Personal Informatics for Self-Regulated Learning
April 3, 2012
Ryan Muller is a PhD student at the Human-Computer Interaction Institute at Carnegie Mellon University. He researches principles for designing technology that stimulates our intrinsic drive for mastery-based learning.
Although the internet has fundamentally changed the speed and the scale of accessing information, that change has not seen such an impact in traditional forms of education. With popular new efforts like the video and exercise resource Khan Academy and online courses from Stanford (now spinning off into sites like Udemy and Coursera), people are talking about a revolution of personalized education — learners will be able to use computer-delivered content to learn at their own pace, whether supplementing schoolwork, developing job skills, or pursuing a hobby.
How personal informatics can help learning
There’s a problem here: learning on one’s own is not easy. Researchers have repeatedly found that people hold misconceptions about how to study well. For instance, rereading a passage gives the illusion of effective learning, but in reality quizzing oneself on the same material is far more effective for retention. Even then, people can misjudge the which items they will or will not be able to remember later.
The process of self-regulated learning works best when people accurately self-assess their learning and use that information to determine learning strategies and choose among resources. This reflective process fits well into the framework of personal informatics used already for applications like keeping up with one’s finances or making personal healthcare decisions.
For most people, their only experience quantifying learning is through grades on assignments and tests. While these can allow some level of reflection, the feedback loop is usually not tight enough. We are unable to fix our mistakes, making grades feel less like a opportunity for improvement and more like a final judgement.

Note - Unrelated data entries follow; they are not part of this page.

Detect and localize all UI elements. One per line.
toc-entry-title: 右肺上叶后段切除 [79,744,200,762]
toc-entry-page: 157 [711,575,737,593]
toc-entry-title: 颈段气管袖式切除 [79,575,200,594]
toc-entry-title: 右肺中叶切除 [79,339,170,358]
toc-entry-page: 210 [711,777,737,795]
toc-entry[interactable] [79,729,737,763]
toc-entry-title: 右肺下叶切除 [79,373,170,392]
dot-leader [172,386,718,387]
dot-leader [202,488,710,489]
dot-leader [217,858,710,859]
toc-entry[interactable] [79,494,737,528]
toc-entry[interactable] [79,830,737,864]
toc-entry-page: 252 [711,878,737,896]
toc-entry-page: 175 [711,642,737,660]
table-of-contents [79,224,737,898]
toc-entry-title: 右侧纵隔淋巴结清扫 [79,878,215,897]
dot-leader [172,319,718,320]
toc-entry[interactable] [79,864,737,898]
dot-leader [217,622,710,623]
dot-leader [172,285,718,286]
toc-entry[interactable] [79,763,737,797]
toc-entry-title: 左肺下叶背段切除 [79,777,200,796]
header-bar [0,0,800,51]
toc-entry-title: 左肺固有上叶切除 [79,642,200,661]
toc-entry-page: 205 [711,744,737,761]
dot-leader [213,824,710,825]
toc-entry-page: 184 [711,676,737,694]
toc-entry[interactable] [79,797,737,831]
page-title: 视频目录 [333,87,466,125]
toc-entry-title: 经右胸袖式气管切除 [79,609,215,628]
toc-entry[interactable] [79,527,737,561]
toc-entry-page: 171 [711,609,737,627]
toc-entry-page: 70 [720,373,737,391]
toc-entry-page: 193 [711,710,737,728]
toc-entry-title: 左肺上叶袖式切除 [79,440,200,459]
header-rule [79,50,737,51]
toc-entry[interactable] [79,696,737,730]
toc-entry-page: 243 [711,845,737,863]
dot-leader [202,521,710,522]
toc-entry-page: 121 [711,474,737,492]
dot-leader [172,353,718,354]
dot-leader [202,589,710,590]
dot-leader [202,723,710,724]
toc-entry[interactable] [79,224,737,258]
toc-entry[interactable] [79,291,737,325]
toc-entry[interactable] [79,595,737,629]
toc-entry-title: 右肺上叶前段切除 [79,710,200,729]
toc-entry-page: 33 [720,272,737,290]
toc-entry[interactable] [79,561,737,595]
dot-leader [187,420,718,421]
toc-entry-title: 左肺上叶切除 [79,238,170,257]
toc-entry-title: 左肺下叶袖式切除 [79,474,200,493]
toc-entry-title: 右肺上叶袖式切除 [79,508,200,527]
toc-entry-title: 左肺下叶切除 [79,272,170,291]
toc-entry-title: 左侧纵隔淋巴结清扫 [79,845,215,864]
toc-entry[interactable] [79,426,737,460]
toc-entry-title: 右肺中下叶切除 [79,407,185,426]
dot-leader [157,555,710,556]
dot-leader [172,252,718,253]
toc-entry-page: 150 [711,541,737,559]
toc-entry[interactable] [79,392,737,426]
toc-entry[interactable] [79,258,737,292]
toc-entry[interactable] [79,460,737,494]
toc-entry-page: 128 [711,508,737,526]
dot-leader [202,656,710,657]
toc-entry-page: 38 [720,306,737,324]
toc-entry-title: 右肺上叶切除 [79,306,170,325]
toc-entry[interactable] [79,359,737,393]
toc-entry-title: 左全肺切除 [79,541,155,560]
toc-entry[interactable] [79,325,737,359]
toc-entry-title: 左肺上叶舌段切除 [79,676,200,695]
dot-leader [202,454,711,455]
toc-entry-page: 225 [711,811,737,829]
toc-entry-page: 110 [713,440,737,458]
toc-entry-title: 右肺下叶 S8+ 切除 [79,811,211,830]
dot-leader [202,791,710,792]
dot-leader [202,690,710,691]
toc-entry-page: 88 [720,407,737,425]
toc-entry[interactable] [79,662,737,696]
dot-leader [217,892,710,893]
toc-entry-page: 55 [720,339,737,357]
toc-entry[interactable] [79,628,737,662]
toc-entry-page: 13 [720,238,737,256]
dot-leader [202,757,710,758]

How personal learning data can be collected
With computer-based practice, there is a great opportunity for timely personalized feedback. Several decades of research in the learning sciences have developed learner models for estimating a person’s knowledge of a topic based on their actions in a computer-based practice environment, often called an intelligent tutoring system. For example, a learner model for a physics tutor may predict the error rate of responses in defining the potential energy as a step in a physics problem — we see that the error rate decreases over the number of opportunities to use that skill, indicating learning (see below; from the PSLC DataShop). Such systems can not only track progress and give feedback but also make suggestions for effective learning strategies.
Our proposal envisions a web API that collects data from web-based learning resources into a personal central repository. Learner models analyze the data to provide quantified indicators of learning progress. The advantage of a central location is to compare and combine information across heterogeneous resources, as well as to enable self-experimentation with different types of learning interventions or strategies. Accumulation of enough data would allow findings to be shared among the community and give researchers access to data that could be used to improve learning. Finally, the API could also push back recommendations to the learning resources, taking advantage of the combined data and saving resource developers the difficulty of implementing learner model algorithms.
With personal informatics in learning, we see an opportunity not only for improving self-paced learning of more-or-less traditional content, but a grand vision of personalized learning: setting a vision of your future self, using the wealth of resources on the web to achieve your learning goals, and tracking your steps along the way.